Черныш вновь остановился, посильнее намотав повод на руку. Пес послушно сел наземь. Тадео подошел к проводнику, и Вероника предусмотрительно шмыгнула с правого плеча на левое — подальше от грозного Обжоры. Сметливая все же тварь!

Впереди лежала пологая каменная осыпь. Склон вел к заводи, узкой и длинной, чьи берега и даже водная гладь сплошь заросли какой-то пышной зеленью. Через заводь был переброшен деревянный мостик без перил.

На противоположном берегу стояло приземистое здание с круглым куполом, по краю которого поднимались разросшиеся травы. Стены увивал плющ. У порога были рассыпан тростник и стояли две привратные курильницы, над одной вился дымок.

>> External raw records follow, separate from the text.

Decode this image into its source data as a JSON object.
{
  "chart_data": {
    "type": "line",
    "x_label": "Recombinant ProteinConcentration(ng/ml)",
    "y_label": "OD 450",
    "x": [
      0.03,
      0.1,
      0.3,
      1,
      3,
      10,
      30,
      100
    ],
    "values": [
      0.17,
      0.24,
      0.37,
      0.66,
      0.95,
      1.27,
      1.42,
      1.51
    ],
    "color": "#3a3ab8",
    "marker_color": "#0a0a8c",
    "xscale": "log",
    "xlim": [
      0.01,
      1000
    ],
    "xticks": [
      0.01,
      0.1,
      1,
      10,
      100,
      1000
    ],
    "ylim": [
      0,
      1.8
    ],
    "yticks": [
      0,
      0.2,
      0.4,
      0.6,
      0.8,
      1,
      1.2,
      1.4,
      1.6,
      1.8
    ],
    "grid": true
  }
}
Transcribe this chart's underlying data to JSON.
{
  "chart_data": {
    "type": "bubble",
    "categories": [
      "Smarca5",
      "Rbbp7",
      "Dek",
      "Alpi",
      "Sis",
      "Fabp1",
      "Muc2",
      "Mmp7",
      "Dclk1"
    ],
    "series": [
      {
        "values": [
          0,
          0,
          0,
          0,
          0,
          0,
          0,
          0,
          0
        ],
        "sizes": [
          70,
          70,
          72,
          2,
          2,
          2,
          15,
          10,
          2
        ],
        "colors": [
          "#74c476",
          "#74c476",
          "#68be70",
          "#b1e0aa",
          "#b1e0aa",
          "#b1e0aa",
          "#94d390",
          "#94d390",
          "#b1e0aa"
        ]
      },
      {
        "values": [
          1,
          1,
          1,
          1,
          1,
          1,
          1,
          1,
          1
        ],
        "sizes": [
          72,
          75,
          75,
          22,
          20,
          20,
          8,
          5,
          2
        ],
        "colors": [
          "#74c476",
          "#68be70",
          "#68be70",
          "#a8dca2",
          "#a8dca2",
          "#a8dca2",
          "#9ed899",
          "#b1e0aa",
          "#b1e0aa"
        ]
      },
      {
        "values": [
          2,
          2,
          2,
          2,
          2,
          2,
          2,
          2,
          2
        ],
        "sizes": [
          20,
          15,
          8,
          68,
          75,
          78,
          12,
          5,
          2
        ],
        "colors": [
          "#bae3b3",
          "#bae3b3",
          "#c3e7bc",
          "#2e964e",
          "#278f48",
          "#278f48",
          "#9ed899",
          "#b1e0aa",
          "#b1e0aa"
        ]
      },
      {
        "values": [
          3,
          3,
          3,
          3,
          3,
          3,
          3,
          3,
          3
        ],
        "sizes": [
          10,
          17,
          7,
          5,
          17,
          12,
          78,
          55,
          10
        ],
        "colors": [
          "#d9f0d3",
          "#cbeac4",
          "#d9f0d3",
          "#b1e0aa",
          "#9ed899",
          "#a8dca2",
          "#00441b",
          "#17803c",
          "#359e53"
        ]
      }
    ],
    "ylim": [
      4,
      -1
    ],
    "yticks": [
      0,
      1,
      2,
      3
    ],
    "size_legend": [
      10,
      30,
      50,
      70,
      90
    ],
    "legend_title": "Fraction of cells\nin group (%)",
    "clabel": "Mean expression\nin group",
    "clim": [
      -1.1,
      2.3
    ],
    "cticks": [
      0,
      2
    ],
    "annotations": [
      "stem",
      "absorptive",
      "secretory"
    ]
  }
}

«Скорлупка», без труда узнала Эрме. Такие приземистые строения, большей частью полуразрушенные, с проваленной купольной крышей и полуразобранными стенами частенько встречались на северо-востоке. Для чего и когда они строились, никто толком не знал. Слишком малы для оборонительной башни, неудобны и лишены окон для жилища. Кое-где «скорлупки», как называли строения крестьяне, приспособили под амбары и склады, но большей частью строения располагались в отдалении от городов и селений, а потому неизбежно были обречены на медленное разрушение. Однако здесь в глуши Ламейи здание волей судьбы было вырвано из лап забвения и обрело новую жизнь.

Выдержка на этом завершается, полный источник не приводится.